The need was discussed to keep the meetings in the evening during the summer months. Rotary Park will not be available due to Summer Camp sessions. The next meeting will be Monday June 24, at 6 p.m., at Big Blue Brewery (private room in the back), Cape Coral. Everyone interested is invited to come and participate.

I read where Costco is the first major retailer to stop selling Monsanto's Roundup Herbicide and agrees to drop all herbicides containing glyphosate according to Moms Across America, after the recent Johnson vs. Monsanto-cancer verdict was upheld. (They claimed exposure caused non-Hodgkins lymphoma, and other cancers.) Water runoff carries the carcinogenic and environmentally toxic ingredients into our water system. They have called on their members to contact Home Depot and Lowe's, asking them to do the same.
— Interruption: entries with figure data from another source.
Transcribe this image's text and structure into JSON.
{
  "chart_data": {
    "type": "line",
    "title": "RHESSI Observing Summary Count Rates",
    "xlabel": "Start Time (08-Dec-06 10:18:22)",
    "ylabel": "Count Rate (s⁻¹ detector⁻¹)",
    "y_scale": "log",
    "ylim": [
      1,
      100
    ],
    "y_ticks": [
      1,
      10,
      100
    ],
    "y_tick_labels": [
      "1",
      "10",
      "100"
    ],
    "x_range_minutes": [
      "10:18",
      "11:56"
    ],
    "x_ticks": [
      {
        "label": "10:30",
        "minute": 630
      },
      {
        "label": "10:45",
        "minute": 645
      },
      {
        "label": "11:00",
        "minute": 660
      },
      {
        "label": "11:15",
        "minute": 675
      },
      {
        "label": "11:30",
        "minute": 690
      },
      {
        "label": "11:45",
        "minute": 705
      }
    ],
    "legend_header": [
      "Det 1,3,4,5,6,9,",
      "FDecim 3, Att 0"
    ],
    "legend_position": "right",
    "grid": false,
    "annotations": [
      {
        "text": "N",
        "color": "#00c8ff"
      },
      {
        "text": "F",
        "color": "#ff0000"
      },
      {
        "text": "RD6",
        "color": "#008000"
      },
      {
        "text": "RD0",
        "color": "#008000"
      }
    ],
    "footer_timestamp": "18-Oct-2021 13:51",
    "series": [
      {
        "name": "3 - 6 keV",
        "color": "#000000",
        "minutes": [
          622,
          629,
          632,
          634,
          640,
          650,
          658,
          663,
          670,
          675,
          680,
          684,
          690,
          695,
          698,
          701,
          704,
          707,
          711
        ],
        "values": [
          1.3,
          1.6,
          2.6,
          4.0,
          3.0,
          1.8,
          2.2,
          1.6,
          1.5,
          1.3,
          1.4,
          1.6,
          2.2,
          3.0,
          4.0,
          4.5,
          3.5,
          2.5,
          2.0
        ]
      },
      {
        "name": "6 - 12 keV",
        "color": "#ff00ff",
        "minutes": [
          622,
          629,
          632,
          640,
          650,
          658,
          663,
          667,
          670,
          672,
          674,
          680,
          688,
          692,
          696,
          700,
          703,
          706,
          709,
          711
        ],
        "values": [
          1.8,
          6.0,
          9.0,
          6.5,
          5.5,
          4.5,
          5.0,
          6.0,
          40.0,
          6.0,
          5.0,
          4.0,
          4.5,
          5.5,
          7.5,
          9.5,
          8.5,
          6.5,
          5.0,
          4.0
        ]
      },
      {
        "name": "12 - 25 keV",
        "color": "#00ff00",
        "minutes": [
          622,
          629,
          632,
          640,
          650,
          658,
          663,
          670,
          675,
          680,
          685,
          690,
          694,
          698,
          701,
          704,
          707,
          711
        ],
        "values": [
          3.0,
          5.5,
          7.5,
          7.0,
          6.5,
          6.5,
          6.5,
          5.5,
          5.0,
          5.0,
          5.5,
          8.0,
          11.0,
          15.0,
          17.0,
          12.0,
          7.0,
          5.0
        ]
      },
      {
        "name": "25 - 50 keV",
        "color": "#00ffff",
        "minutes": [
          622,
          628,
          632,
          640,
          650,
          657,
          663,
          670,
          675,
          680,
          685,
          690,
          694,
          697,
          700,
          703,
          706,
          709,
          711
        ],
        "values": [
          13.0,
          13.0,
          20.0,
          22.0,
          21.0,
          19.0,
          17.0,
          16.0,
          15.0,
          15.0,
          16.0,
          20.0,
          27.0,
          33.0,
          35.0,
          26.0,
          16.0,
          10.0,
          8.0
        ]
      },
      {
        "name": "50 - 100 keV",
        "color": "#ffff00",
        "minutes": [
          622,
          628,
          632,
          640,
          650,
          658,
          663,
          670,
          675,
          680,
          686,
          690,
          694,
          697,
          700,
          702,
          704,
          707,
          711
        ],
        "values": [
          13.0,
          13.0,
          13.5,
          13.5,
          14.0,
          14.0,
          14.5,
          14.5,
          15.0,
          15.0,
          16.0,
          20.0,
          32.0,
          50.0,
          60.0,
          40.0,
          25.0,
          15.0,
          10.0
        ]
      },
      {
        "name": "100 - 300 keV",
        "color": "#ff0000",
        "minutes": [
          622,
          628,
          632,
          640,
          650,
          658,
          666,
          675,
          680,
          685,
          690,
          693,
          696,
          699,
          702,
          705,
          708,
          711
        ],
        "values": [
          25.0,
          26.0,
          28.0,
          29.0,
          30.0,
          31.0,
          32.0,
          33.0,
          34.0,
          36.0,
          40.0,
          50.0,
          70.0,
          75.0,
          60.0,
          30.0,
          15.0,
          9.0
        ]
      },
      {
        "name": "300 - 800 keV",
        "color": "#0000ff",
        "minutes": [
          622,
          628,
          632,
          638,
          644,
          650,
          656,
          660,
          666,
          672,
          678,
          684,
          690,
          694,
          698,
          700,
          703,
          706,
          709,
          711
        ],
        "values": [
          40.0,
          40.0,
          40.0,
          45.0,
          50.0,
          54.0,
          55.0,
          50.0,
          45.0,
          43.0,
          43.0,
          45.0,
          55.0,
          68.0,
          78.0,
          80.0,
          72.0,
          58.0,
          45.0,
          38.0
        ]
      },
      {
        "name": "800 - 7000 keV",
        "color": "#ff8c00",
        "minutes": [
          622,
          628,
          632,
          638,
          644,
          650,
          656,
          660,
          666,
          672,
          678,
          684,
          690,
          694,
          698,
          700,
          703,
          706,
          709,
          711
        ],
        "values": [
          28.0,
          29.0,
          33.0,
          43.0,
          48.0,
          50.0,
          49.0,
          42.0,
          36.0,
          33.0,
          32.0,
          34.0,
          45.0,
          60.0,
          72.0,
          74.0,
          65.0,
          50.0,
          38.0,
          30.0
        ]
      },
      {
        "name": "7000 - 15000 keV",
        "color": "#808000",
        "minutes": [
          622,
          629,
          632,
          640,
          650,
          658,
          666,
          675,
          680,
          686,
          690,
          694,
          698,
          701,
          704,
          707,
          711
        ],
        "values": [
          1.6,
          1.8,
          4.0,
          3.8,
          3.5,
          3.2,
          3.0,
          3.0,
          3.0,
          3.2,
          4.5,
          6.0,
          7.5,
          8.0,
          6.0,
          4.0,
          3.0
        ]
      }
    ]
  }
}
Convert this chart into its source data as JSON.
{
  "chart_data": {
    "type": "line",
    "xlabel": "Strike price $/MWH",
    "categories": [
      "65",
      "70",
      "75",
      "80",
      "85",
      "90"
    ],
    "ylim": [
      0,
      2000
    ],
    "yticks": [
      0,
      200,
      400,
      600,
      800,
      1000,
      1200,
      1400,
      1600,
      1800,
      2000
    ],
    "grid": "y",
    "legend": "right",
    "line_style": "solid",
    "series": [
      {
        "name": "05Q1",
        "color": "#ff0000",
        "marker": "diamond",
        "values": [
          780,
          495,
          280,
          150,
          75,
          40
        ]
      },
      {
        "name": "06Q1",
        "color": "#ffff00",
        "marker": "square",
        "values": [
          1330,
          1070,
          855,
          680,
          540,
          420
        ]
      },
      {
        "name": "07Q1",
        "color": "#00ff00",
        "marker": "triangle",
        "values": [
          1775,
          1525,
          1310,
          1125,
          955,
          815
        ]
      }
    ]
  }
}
I heard on the TV, "Don't feed the Monster!" Cape Coral enacted an ordinance regulating the use of fertilizer in 2010. Excess nutrients impact the water quality within the city's canal system and surrounding waters. These nutrients can lead to algae blooms, decreased oxygen levels and fish kills. Best Management Practices apply to homeowners as well as commercial applicators, so they are encouraged (but not required) to learn about Florida-friendly landscaping practices. No fertilizing between June 1 and Sept. 30, no fertilizing within 10 feet of seawall or any body of water.

Exemptions are newly established plantings for a 60 day period after planting, vegetable gardens that are not within 15 feet of water, bona fide farming, pastures or scientific research plots.

Lawsuits by agriculture workers, (farmers and laborers) are pending. They are our frontline of food production.

This gets to be a touchy area, infringing on any company's right to do business, but self-regulation is necessary when our health and the health of our nation is at risk. We are not the only ones affected, our environment, pollinators and pets are in jeopardy. Have you seen the little signs on lawns, warning against pets rollicking in the grass? Barefoot children do, too. If they have cuts or sores on those precious toes and feet, it is hazardous. Cats and dogs are affected, the bee decline comes about.

There goes some of our food supply.

When you see shrubs or trees suddenly declining, it's for sure some killing chemical has drifted downwind and zapped them. On a recent trip to the doctor's office, I noticed dried up brown swales along the roadside. Betcha' they've been treated to chemical additives that kill plant growth.

My father was an agronomist, and we would have some lively discussions. The "Better Good" was discussed. "Better Good" promotes sustainable living, caring for the earth and everything on it. That leaves a lot to interpretation. Our future generations depend on it.

Trees shocked by drifting chemicals have a hard time surviving. Find a healthy tree that gives us oxygen and absorbs carbon dioxide, and thank it for our good health.

Joyce Comingore is a Master Gardener, hibiscus enthusiast and member of the Garden Club of Cape Coral.